Complexity Is Not Intelligence
Many modern systems invoke an LLM at every step: classifying emails, choosing workflows, updating CRM records, selecting templates, or routing requests.
In many cases, these decisions could be implemented with a few deterministic rules.
Replacing a reliable algorithm with probabilistic reasoning rarely improves the system—it only makes debugging, testing, and maintenance more difficult.
Use the Simplest Tool That Solves the Problem
A practical engineering principle is simple:
- If SQL solves the problem, use SQL.
- If business rules solve it, use business rules.
- If a workflow engine is enough, use a workflow engine.
- If classical machine learning is sufficient, use ML.
- Only when the problem requires language understanding, semantic reasoning, or content generation should you introduce an LLM.
- Agent architectures should be the final step, not the default choice.
Where AI Truly Adds Value
Large language models excel when dealing with unstructured information:
- document analysis;
- contract review;
- knowledge retrieval;
- customer conversations;
- code generation;
- summarization;
- natural language interfaces.
These are problems that deterministic software cannot easily solve.
This is where AI creates real business value.
A Better Decision Framework
Before introducing AI, ask four questions:
- Can this be solved with deterministic code?
- Can business rules or workflows solve it?
- Would traditional machine learning be sufficient?
- Only then: does this require an LLM or an autonomous AI agent?
Following this order keeps systems simpler, cheaper, and easier to maintain.
Conclusion
Large language models are one of the most important advances in modern software engineering.

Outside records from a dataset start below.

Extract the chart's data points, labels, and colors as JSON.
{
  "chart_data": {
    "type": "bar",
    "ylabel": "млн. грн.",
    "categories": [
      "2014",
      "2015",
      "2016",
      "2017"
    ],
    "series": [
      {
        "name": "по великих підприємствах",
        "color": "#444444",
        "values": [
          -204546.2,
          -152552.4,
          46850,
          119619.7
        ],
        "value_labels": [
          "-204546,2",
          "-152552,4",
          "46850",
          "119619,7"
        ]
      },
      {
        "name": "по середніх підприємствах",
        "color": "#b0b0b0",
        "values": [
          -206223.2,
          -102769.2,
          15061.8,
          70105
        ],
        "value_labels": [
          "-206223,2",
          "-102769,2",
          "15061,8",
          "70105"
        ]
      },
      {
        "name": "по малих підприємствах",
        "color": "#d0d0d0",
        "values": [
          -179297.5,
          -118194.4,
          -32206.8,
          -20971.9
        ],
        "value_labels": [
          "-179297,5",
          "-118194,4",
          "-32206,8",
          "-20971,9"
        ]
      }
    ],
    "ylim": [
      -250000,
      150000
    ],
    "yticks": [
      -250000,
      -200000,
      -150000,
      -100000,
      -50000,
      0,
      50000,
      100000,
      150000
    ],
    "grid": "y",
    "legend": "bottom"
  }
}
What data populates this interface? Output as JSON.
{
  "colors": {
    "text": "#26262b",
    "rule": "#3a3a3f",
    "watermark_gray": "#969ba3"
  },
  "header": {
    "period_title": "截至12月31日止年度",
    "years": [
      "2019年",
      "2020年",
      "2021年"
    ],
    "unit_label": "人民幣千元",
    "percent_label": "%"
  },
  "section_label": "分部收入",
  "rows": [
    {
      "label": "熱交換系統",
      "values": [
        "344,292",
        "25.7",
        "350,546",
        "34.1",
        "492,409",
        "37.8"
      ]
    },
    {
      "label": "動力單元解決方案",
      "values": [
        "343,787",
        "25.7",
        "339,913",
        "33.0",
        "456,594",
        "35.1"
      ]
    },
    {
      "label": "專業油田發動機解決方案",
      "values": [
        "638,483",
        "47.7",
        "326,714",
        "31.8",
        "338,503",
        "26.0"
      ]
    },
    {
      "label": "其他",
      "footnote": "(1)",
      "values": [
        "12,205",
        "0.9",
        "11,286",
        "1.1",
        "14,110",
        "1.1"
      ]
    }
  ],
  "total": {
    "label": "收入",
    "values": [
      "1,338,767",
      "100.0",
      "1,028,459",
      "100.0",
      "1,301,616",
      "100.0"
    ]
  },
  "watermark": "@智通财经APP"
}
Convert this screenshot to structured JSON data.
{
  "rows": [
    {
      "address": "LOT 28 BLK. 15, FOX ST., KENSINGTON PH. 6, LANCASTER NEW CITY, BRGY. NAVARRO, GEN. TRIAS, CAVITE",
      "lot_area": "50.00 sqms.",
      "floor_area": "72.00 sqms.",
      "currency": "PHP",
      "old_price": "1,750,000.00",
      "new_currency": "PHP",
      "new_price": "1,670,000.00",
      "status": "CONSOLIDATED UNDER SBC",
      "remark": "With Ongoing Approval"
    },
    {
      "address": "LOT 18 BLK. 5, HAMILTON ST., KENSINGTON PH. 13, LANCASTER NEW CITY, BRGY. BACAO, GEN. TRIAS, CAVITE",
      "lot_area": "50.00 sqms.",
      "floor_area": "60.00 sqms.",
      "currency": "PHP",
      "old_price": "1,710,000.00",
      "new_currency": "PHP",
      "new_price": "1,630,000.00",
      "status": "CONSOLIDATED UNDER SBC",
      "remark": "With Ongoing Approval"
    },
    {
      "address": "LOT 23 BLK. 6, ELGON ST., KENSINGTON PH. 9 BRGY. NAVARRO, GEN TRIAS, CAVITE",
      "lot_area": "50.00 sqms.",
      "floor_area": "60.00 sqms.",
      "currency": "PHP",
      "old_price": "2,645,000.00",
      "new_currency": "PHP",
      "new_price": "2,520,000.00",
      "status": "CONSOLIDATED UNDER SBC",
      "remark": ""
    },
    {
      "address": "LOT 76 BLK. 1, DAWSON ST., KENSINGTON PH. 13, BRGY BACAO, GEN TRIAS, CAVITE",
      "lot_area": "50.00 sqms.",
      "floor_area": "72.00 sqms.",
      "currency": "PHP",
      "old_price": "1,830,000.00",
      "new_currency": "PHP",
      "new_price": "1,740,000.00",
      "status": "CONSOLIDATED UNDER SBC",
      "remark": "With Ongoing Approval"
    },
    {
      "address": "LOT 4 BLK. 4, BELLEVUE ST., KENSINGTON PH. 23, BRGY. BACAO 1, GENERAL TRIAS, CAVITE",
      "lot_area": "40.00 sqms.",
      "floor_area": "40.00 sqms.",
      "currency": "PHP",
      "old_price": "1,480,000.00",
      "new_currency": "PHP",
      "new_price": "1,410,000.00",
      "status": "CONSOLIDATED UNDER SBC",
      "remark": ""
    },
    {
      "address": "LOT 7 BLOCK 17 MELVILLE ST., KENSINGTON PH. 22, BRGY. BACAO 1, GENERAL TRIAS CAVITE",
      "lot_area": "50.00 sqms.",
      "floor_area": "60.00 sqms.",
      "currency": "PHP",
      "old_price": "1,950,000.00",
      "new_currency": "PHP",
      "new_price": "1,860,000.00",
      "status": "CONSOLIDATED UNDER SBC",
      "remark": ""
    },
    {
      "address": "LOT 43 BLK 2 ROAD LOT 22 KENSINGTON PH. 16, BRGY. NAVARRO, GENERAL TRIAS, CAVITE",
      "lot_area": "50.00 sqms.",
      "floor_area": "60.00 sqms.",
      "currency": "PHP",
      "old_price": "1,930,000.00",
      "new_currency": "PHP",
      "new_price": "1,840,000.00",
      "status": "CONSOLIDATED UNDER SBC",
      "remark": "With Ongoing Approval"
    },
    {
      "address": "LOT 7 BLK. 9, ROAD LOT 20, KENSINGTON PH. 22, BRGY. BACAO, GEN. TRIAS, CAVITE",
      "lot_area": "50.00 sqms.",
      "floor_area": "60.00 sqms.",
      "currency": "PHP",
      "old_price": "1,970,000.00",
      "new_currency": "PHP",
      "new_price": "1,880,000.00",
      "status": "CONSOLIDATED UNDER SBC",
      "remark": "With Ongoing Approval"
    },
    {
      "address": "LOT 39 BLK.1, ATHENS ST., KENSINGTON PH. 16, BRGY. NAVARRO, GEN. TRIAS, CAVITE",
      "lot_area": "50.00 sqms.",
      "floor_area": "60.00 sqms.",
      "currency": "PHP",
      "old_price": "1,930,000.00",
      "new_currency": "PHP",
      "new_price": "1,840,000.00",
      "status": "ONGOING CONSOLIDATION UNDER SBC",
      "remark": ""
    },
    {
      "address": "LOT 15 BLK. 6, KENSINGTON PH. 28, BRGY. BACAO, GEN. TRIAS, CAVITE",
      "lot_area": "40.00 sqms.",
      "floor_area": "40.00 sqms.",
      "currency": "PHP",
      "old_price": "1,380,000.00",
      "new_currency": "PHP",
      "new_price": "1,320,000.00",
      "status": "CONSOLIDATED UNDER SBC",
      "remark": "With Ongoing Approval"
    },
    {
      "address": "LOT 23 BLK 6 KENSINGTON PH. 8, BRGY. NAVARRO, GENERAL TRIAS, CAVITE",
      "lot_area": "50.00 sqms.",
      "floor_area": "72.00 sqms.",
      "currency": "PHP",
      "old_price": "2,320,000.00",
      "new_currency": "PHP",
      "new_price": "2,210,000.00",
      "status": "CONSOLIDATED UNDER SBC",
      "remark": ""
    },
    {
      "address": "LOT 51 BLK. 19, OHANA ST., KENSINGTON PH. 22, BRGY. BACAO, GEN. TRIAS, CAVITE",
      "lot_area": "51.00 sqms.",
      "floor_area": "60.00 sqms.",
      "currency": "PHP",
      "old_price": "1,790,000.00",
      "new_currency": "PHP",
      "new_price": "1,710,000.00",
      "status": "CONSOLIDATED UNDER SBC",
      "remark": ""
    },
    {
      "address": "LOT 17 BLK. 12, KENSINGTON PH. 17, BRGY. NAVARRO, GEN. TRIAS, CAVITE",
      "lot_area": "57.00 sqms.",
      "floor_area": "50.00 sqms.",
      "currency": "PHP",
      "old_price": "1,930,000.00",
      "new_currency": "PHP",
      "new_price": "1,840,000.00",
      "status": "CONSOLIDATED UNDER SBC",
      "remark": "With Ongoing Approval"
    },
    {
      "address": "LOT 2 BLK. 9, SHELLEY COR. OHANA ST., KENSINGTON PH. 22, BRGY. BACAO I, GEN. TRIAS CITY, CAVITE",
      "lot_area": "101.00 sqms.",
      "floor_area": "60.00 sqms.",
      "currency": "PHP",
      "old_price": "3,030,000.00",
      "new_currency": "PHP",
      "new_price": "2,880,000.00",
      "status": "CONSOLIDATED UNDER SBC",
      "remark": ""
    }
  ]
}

But they should not replace deterministic automation where deterministic automation already works.
A good architecture follows a simple principle:
Everything that can be implemented deterministically should remain deterministic. AI should only be introduced where traditional software reaches its limits.
This approach doesn't reduce the value of AI—it maximizes it by applying it where it delivers genuine advantages instead of adding unnecessary complexity and additional points of failure.